At the same time, the Houthis continued a campaign of drone and missile attacks against civilian targets, launched into Saudi Arabia from neighboring Yemen. Late last year, U.S. and Saudi officials said the Houthi drone and missile attack on the Kingdom included nearly a dozen ballistic missile and drone strikes on Saudi territory each week, a considerable increase from 2020. Indeed, such is the pace. of these attacks Saudi Arabia has started to run out of missile stocks for its US-supplied Patriot air defense systems and the advanced AIM-120 medium-range air-to-air missiles, or AMRAAMs, which arm its hunter jets.

US Air Force / Senior Airman Jacob B. Wrightsman

Hornets from Marine Fighter Attack Squadron 115 on the Prince Sultan’s flight line.




As for the jets that the VMFA-115 brought to the PSAB, they are a mix of single-seat F / A-18C and two-seat F / A-18D versions, reflecting the shift to “composite” squadrons that the service has introduced. one a few years ago, and which we cover exclusively at the time. As we have also discussed in the past, these jets still perform well despite their age, having undergone various upgrades.
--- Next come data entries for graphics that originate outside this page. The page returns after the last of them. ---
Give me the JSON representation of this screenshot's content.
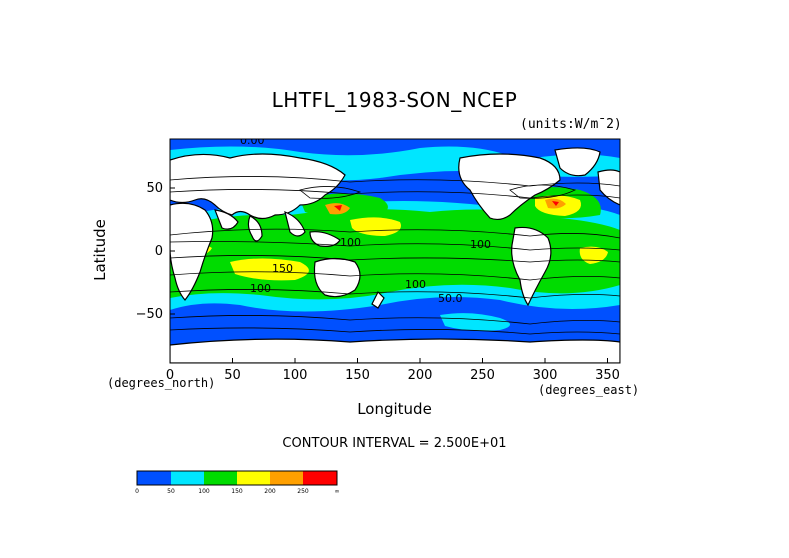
{
  "title": "LHTFL_1983-SON_NCEP",
  "units": "(units:W/m¯2)",
  "axes": {
    "xlabel": "Longitude",
    "ylabel": "Latitude",
    "x_unit_left": "(degrees_north)",
    "x_unit_right": "(degrees_east)",
    "x_ticks": [
      "0",
      "50",
      "100",
      "150",
      "200",
      "250",
      "300",
      "350"
    ],
    "y_ticks": [
      "50",
      "0",
      "−50"
    ]
  },
  "contour_interval": "CONTOUR INTERVAL = 2.500E+01",
  "contour_labels": [
    "100",
    "150",
    "100",
    "50.0",
    "100",
    "100",
    "0.00"
  ],
  "colorbar": {
    "colors": [
      "#0050ff",
      "#00e6ff",
      "#00dc00",
      "#ffff00",
      "#ffa000",
      "#ff0000"
    ],
    "labels": [
      "0",
      "50",
      "100",
      "150",
      "200",
      "250",
      "∞"
    ]
  },
  "colors": {
    "land": "#ffffff",
    "ocean_low": "#0050ff",
    "ocean_mid": "#00e6ff",
    "ocean_high": "#00dc00",
    "ocean_peak": "#ffff00",
    "contour": "#000000"
  },
  "map_data": {
    "lon_range": [
      0,
      360
    ],
    "lat_range": [
      -90,
      90
    ]
  }
}
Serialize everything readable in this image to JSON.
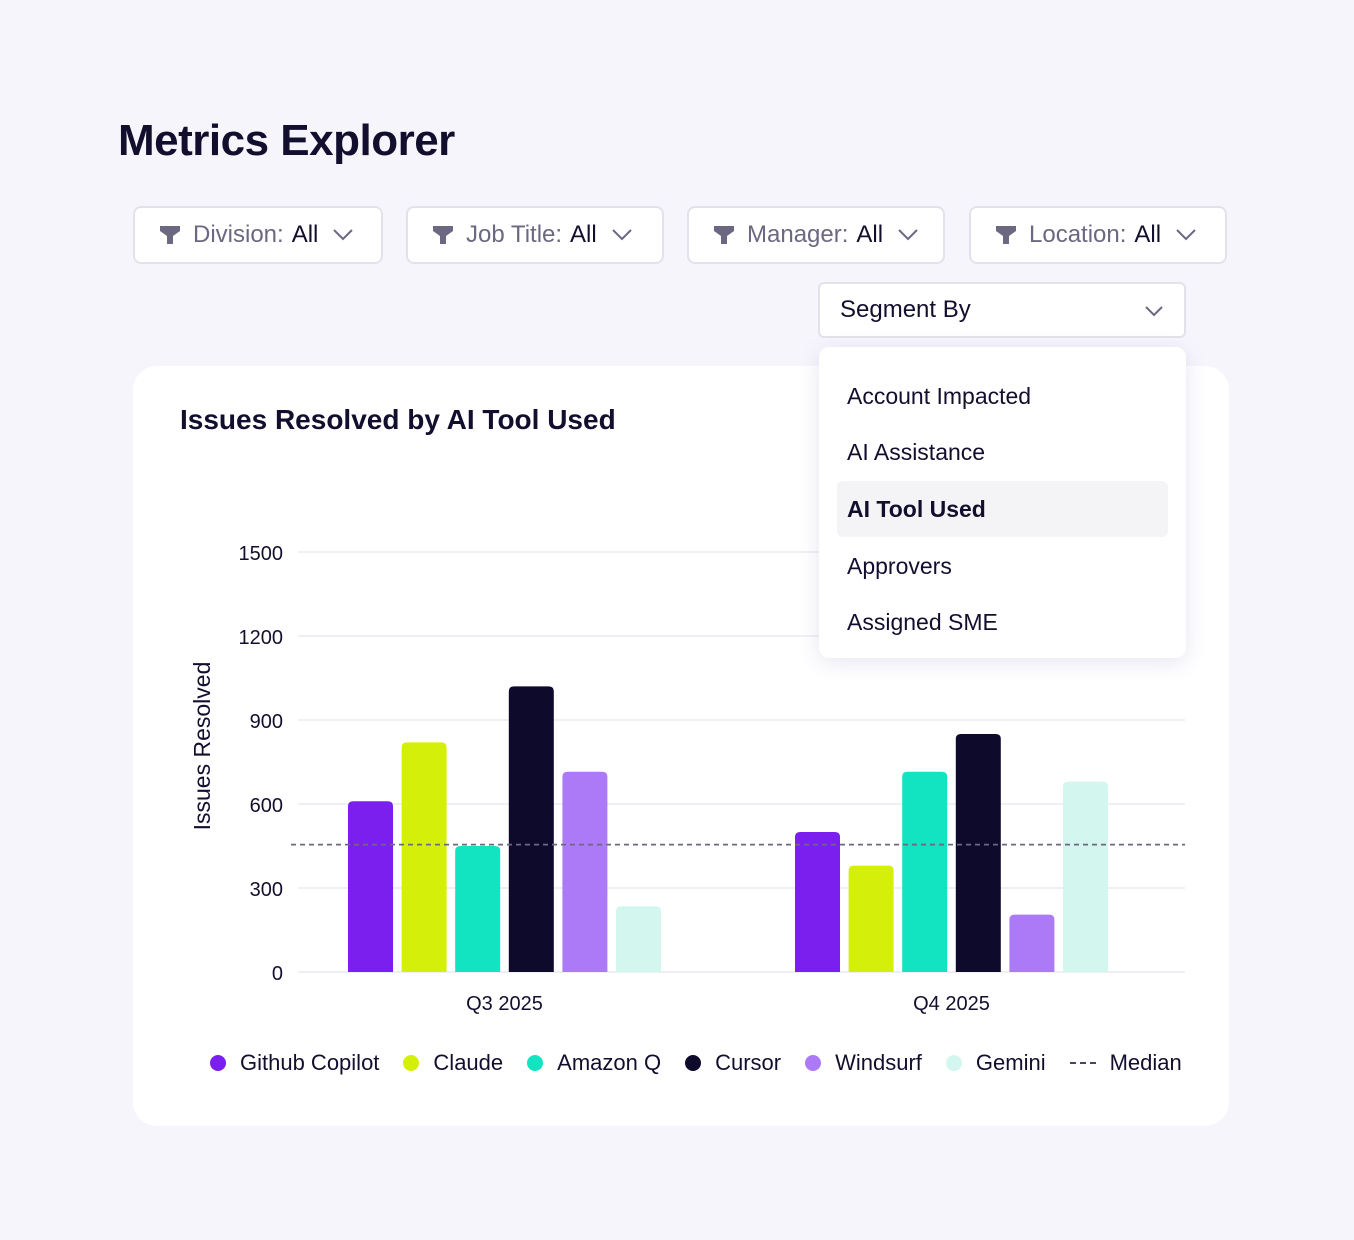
{
  "page": {
    "title": "Metrics Explorer"
  },
  "filters": [
    {
      "label": "Division:",
      "value": "All"
    },
    {
      "label": "Job Title:",
      "value": "All"
    },
    {
      "label": "Manager:",
      "value": "All"
    },
    {
      "label": "Location:",
      "value": "All"
    }
  ],
  "segment": {
    "label": "Segment By",
    "options": [
      "Account Impacted",
      "AI Assistance",
      "AI Tool Used",
      "Approvers",
      "Assigned SME"
    ],
    "selected": "AI Tool Used"
  },
  "icons": {
    "filter": "funnel-icon",
    "dropdown": "chevron-down-icon"
  },
  "chart_data": {
    "type": "bar",
    "title": "Issues Resolved by AI Tool Used",
    "xlabel": "",
    "ylabel": "Issues Resolved",
    "ylim": [
      0,
      1500
    ],
    "yticks": [
      0,
      300,
      600,
      900,
      1200,
      1500
    ],
    "categories": [
      "Q3 2025",
      "Q4 2025"
    ],
    "series": [
      {
        "name": "Github Copilot",
        "color": "#7b1fef",
        "values": [
          610,
          500
        ]
      },
      {
        "name": "Claude",
        "color": "#d4f00a",
        "values": [
          820,
          380
        ]
      },
      {
        "name": "Amazon Q",
        "color": "#12e3c1",
        "values": [
          450,
          715
        ]
      },
      {
        "name": "Cursor",
        "color": "#0d0a2b",
        "values": [
          1020,
          850
        ]
      },
      {
        "name": "Windsurf",
        "color": "#ac7af6",
        "values": [
          715,
          205
        ]
      },
      {
        "name": "Gemini",
        "color": "#d3f7ef",
        "values": [
          235,
          680
        ]
      }
    ],
    "median": {
      "name": "Median",
      "value": 455,
      "color": "#6c6882"
    }
  }
}
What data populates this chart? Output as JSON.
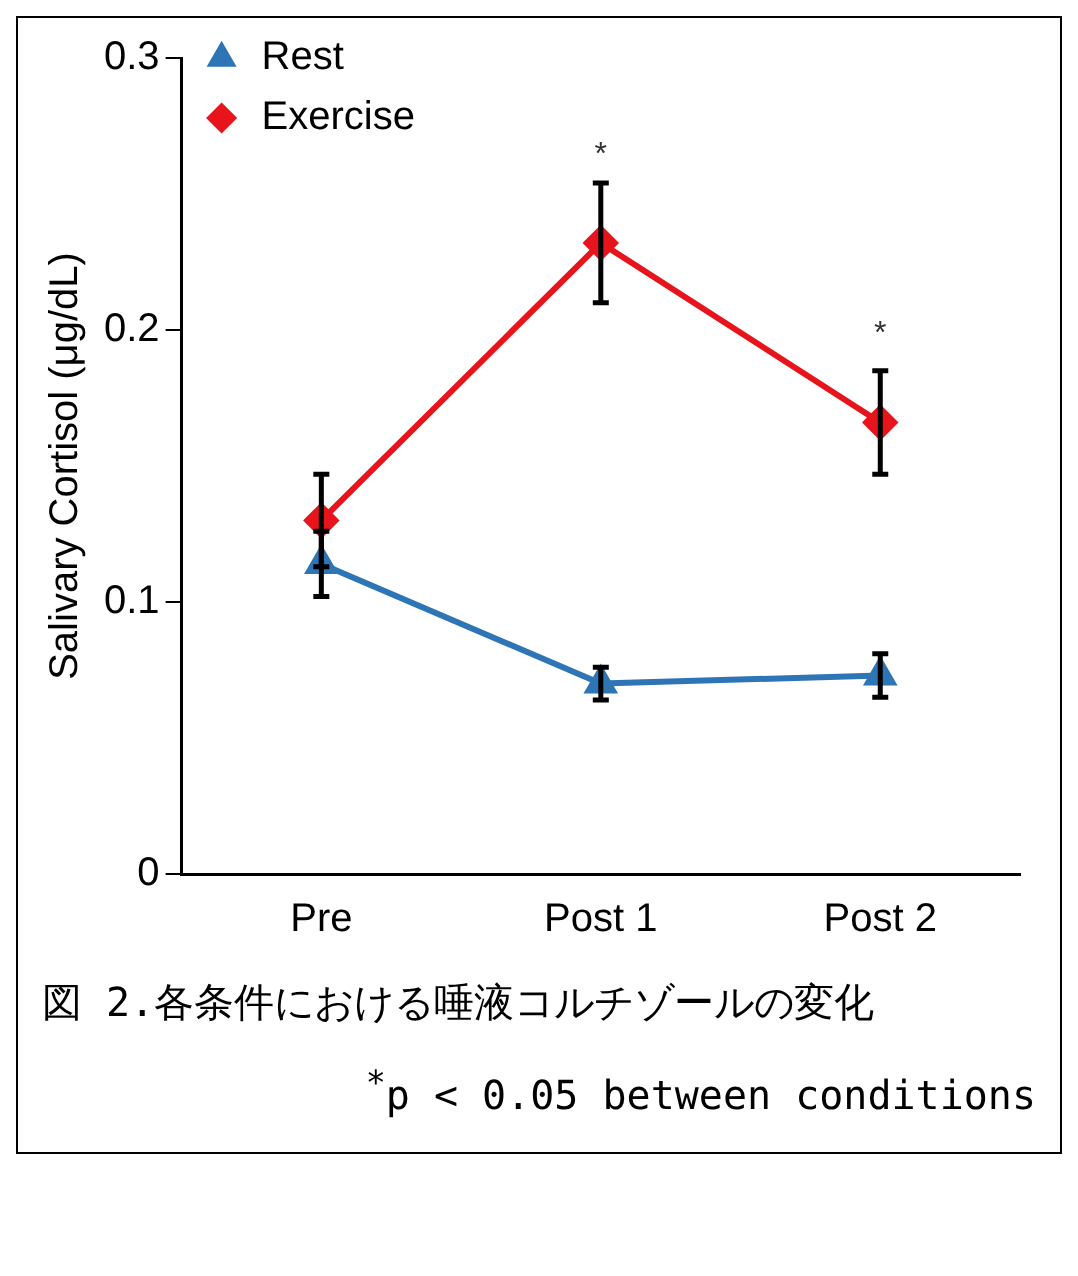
{
  "chart_data": {
    "type": "line",
    "ylabel": "Salivary Cortisol (μg/dL)",
    "categories": [
      "Pre",
      "Post 1",
      "Post 2"
    ],
    "series": [
      {
        "name": "Rest",
        "color": "#2e75b6",
        "marker": "triangle",
        "values": [
          0.114,
          0.07,
          0.073
        ],
        "errors": [
          0.012,
          0.006,
          0.008
        ]
      },
      {
        "name": "Exercise",
        "color": "#e8141c",
        "marker": "diamond",
        "values": [
          0.13,
          0.232,
          0.166
        ],
        "errors": [
          0.017,
          0.022,
          0.019
        ]
      }
    ],
    "ylim": [
      0,
      0.3
    ],
    "yticks": [
      0,
      0.1,
      0.2,
      0.3
    ],
    "grid": false,
    "legend": "top left",
    "line_style": "solid",
    "annotations": [
      {
        "text": "*",
        "x": "Post 1",
        "y": 0.232
      },
      {
        "text": "*",
        "x": "Post 2",
        "y": 0.166
      },
      "図 2.各条件における唾液コルチゾールの変化",
      "$^{*}$p < 0.05 between conditions"
    ]
  }
}
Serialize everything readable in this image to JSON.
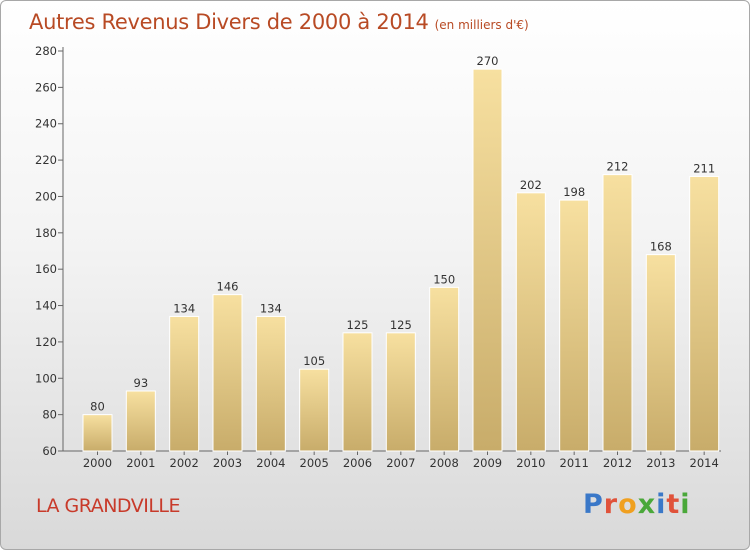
{
  "chart_data": {
    "type": "bar",
    "title": "Autres Revenus Divers de 2000 à 2014",
    "subtitle": "(en milliers d'€)",
    "xlabel": "",
    "ylabel": "",
    "categories": [
      "2000",
      "2001",
      "2002",
      "2003",
      "2004",
      "2005",
      "2006",
      "2007",
      "2008",
      "2009",
      "2010",
      "2011",
      "2012",
      "2013",
      "2014"
    ],
    "values": [
      80,
      93,
      134,
      146,
      134,
      105,
      125,
      125,
      150,
      270,
      202,
      198,
      212,
      168,
      211
    ],
    "value_labels": [
      "80",
      "93",
      "134",
      "146",
      "134",
      "105",
      "125",
      "125",
      "150",
      "270",
      "202",
      "198",
      "212",
      "168",
      "211"
    ],
    "ylim": [
      60,
      280
    ],
    "yticks": [
      "60",
      "80",
      "100",
      "120",
      "140",
      "160",
      "180",
      "200",
      "220",
      "240",
      "260",
      "280"
    ],
    "grid": false,
    "legend": "none",
    "bar_color_top": "#f7e0a0",
    "bar_color_bottom": "#c8ac6a"
  },
  "footer": {
    "city": "LA GRANDVILLE",
    "logo_text": "Proxiti"
  }
}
These are expected to continue, to ensure the Legacy Hornet remains on the Marine Corps frontline until 2030.

US Air Force / Senior Airman Jacob B. Wrightsman

An F / A-18D lands at Prince Sultan Air Base.




The arrival of the Marine Corps Hornets in Saudi Arabia reflects the 378th AEW’s continued role in signaling U.S. military intent and capabilities and responding to regional contingencies as they develop. With tensions between Saudi Arabia and Iran – and Iranian proxies – showing no signs of abating, the deployment of VMFA-115 is unlikely to be the last of its kind, as part of what is now a military presence long-range aircraft at Prince Sultan Air Base.